Reputation: 14054
I'm looking at this data set: https://archive.ics.uci.edu/ml/machine-learning-databases/credit-screening/crx.data
I preprocessed the data:
ca.1<-read.csv("CreditApproval.csv",T,",")
# From http://stackoverflow.com/q/4787332/
remove_outliers <- function(x, na.rm = TRUE, ...) {
qnt <- quantile(x, probs=c(.25, .75), na.rm = na.rm, ...)
H <- 1.5 * IQR(x, na.rm = na.rm)
y <- x
y[x < (qnt[1] - H)] <- NA
y[x > (qnt[2] + H)] <- NA
y
}
ca.1$A2<-remove_outliers(ca$A2)
ca.1$A3<-remove_outliers(ca$A3)
ca.1$A8<-remove_outliers(ca$A8)
ca.1$A11<-remove_outliers(ca$A11)
ca.1$A14<-remove_outliers(ca$A14)
ca.1$A15<-remove_outliers(ca$A15)
ca.1$A2<-discretize(ca.1$A2,"frequency",categories = 6)
ca.1$A3<-discretize(ca.1$A3,"frequency",categories = 6)
ca.1$A8<-discretize(ca.1$A8,"frequency",categories = 6)
ca.1$A11<-discretize(ca.1$A11,"frequency",categories = 6)
ca.1$A14<-discretize(ca.1$A14,"frequency",categories = 6)

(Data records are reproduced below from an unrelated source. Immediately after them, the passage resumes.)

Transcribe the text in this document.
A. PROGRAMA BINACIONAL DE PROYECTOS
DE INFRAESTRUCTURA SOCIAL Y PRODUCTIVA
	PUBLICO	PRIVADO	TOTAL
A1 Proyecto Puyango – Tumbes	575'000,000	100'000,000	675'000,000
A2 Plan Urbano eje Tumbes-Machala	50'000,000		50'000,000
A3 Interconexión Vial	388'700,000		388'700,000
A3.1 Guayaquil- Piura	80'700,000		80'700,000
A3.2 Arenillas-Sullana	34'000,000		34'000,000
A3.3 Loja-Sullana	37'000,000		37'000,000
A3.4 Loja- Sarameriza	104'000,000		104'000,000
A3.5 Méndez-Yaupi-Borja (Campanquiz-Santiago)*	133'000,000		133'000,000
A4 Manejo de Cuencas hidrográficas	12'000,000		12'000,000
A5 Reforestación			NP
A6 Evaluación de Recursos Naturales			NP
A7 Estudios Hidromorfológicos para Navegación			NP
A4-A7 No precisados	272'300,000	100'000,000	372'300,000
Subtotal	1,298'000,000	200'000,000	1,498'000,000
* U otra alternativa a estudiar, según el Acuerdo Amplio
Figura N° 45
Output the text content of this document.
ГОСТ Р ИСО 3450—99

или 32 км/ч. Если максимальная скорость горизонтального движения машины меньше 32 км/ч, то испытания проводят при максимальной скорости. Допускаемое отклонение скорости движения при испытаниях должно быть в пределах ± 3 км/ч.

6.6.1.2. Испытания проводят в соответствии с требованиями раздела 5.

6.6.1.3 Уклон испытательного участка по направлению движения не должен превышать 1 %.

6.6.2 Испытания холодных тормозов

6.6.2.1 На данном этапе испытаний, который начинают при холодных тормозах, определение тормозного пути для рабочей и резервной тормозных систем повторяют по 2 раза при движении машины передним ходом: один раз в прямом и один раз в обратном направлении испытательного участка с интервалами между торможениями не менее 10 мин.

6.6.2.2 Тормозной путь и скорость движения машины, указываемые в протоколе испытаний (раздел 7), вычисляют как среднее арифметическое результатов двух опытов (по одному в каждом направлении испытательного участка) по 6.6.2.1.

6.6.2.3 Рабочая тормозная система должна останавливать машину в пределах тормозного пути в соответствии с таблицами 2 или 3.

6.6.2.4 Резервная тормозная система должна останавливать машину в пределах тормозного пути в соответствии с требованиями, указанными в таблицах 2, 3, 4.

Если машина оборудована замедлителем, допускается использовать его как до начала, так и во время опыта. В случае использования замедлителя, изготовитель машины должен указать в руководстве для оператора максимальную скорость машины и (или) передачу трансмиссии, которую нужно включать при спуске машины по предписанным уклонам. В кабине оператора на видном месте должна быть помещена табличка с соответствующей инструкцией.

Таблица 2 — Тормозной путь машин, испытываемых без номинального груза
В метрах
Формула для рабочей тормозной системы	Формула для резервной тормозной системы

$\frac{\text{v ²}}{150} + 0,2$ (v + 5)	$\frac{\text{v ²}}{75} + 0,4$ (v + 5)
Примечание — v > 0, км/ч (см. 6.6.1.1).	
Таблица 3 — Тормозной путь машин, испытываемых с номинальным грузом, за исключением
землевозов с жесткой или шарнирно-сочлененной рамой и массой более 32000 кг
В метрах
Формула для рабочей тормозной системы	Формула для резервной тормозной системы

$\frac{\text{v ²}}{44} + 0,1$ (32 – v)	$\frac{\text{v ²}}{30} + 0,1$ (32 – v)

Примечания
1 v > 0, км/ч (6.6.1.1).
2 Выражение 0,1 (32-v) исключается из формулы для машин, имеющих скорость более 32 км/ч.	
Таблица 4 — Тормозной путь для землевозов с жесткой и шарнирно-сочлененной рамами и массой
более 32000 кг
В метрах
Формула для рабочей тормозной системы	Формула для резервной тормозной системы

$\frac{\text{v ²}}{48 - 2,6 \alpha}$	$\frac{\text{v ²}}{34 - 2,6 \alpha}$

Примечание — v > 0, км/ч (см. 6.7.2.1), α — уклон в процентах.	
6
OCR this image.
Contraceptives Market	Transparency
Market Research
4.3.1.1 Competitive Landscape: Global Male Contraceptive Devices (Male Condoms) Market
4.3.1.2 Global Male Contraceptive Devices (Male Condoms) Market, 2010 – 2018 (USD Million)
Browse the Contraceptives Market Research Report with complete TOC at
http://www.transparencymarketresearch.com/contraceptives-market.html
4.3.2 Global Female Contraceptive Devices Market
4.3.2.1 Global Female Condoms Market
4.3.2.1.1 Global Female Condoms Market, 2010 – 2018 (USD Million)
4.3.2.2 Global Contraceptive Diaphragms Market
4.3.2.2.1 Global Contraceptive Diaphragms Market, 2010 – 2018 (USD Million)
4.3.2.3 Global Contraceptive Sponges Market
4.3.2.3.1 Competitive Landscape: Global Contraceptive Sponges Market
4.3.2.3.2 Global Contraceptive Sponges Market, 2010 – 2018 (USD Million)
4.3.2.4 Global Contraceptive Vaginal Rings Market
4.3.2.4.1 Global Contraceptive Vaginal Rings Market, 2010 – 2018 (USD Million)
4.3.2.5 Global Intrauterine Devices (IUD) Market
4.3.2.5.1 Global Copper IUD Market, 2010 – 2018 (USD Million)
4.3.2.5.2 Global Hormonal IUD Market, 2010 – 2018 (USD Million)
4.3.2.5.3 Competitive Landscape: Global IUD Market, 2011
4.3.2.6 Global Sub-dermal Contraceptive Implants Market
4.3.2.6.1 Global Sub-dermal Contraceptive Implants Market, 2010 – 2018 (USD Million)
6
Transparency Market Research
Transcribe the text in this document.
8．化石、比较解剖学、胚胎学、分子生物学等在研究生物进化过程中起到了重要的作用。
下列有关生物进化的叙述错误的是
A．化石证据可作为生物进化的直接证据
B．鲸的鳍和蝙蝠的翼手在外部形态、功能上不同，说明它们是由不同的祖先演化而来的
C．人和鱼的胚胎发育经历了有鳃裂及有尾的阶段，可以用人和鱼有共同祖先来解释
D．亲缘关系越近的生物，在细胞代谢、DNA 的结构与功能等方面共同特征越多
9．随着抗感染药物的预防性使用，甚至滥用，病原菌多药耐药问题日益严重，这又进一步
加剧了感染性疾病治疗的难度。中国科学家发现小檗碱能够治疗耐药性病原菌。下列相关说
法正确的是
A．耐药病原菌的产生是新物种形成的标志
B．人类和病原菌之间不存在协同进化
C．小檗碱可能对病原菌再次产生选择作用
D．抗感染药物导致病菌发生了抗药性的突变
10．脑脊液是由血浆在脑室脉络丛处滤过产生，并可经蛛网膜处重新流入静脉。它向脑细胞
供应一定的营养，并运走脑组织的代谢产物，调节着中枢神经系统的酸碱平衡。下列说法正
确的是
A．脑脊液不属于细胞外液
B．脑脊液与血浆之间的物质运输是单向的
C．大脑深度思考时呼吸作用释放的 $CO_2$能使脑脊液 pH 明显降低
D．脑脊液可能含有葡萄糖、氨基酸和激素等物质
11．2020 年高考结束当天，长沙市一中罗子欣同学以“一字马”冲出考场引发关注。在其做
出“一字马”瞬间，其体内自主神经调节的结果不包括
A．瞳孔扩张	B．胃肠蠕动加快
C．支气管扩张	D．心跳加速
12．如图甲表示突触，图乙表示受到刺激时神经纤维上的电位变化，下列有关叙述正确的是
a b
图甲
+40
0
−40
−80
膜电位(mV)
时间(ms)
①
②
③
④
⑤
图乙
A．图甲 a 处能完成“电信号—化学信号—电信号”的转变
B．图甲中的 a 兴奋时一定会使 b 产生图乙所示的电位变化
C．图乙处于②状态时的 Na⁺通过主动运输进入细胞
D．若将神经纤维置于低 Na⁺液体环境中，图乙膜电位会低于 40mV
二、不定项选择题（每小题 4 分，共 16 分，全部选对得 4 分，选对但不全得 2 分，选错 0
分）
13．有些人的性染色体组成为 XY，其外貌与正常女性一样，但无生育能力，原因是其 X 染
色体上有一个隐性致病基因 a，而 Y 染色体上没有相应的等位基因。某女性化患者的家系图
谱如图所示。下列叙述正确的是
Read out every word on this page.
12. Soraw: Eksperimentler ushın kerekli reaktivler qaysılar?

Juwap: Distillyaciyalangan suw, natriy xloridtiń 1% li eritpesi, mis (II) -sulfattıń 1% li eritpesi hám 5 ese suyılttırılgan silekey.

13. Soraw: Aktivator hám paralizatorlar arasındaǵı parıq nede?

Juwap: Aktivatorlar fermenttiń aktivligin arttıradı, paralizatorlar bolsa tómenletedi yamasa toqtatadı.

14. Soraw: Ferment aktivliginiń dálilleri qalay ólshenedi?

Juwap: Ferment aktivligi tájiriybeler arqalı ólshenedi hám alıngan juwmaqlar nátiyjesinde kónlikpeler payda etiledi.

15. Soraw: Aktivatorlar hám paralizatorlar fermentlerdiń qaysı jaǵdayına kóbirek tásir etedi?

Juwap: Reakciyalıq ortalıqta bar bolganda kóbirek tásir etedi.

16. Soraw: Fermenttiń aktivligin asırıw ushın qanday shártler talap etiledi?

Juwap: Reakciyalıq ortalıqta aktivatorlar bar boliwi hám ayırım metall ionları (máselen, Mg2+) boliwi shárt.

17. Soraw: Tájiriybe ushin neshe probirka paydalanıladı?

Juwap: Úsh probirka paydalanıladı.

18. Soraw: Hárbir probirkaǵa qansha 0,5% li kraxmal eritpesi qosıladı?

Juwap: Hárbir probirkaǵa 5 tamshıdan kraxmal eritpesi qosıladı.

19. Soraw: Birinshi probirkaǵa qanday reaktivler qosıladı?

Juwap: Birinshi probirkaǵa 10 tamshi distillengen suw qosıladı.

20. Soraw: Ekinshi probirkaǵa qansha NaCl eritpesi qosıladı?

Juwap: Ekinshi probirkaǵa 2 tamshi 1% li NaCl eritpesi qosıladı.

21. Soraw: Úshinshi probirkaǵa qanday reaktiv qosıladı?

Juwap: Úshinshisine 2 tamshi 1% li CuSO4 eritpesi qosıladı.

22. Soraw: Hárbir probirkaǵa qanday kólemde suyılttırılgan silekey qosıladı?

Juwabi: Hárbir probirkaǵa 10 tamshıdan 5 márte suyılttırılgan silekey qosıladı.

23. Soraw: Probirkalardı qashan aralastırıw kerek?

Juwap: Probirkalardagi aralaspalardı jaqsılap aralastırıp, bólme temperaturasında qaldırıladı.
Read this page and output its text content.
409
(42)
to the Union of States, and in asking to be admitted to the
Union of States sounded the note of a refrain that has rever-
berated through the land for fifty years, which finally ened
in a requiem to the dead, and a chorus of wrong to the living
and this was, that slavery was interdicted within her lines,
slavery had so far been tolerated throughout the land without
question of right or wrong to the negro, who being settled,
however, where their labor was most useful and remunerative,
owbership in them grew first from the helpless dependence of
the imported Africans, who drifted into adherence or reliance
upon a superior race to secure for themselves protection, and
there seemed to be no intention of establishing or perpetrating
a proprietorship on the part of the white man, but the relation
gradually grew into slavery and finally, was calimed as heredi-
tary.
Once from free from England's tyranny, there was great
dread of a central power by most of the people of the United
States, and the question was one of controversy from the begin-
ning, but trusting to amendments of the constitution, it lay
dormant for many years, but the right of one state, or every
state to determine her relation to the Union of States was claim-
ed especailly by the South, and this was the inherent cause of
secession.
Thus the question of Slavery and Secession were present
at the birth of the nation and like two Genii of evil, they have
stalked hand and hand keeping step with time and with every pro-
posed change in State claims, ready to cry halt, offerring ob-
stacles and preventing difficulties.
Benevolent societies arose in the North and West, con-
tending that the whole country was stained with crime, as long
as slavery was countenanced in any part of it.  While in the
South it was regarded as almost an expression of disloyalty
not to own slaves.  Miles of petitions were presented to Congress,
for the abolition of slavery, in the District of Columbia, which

ca.1$A15<-discretize(ca.1$A15,"frequency",categories = 6)
ca.1<-na.omit(ca.1)
After fine tuning the support, confidence, min/maxlen I'm still getting 65 rules:
> rules<-apriori(ca.1, parameter= list(supp=0.15, conf=0.89, minlen=3, maxlen=4), appearance=list(rhs=c("class=-", "class=+"), default="lhs"))
> rules.sorted <- sort(rules, by="lift")
> inspect(rules.sorted)
lhs rhs support confidence lift
[1] {A5=g,A9=t,A10=t} => {class=+} 0.1521739 0.8974359 2.770607
[2] {A4=u,A9=t,A10=t} => {class=+} 0.1521739 0.8974359 2.770607
[3] {A1=a,A9=f} => {class=-} 0.1717391 0.9753086 1.442579
[4] {A1=a,A9=f,A13=g} => {class=-} 0.1608696 0.9736842 1.440176
...[65]
As you can see +
rules have a greater lift, but less support and confidence than the -
rules. I've been looking through the docs, and can't find any parameter to limit by lift. Is this possible? If not, what do you do in situations like this?
Upvotes: 2
Views: 2677
Reputation: 438
Another way is to use arules::quality()
. For example:
association.rules <- apriori(tr, parameter = list(support=0.005, confidence=0.25, minlen=3, maxlen=10))
subRules<-association.rules[quality(association.rules)$lift > 1]
This function can filter by support, confidence, coverage, lift, count
.
Upvotes: 2
Reputation: 355
You can't limit apriori rules by lift alone. You have to get a limit by support and confidence first which you did here:
rules<-apriori(ca.1, parameter= list(supp=0.15, conf=0.89, minlen=3, maxlen=4)
Then after that, do something like this
rulesLift <- sort(subset(rules, subset = lift < 2), by="lift")
inspect(rulesLift)
Upvotes: 2
Reputation: 66
In arules package a special function to subset this object type is defined. In order to filter out rules with lift value less than 2 you can try the following:
subset(rules, subset = lift > 2)
Upvotes: 5
Reputation: 422
I think apriori function does not take lift as one of the parameter. I get this error if I try to set lift
Error: Invalid parameter: lift
Instead I could sort the rules by lift and pick the rules based on the lift value as follows
sort (rules, by="lift", decreasing=TRUE)
This is not a straightforward solution but a decent workaround
Upvotes: 0
Reputation: 4243
What if you tried:
apriori(df, parameter = list(lift = 0.3, minlen =2))
You can set your minimum lift to anything in this case, just chose 0.3.
Upvotes: -1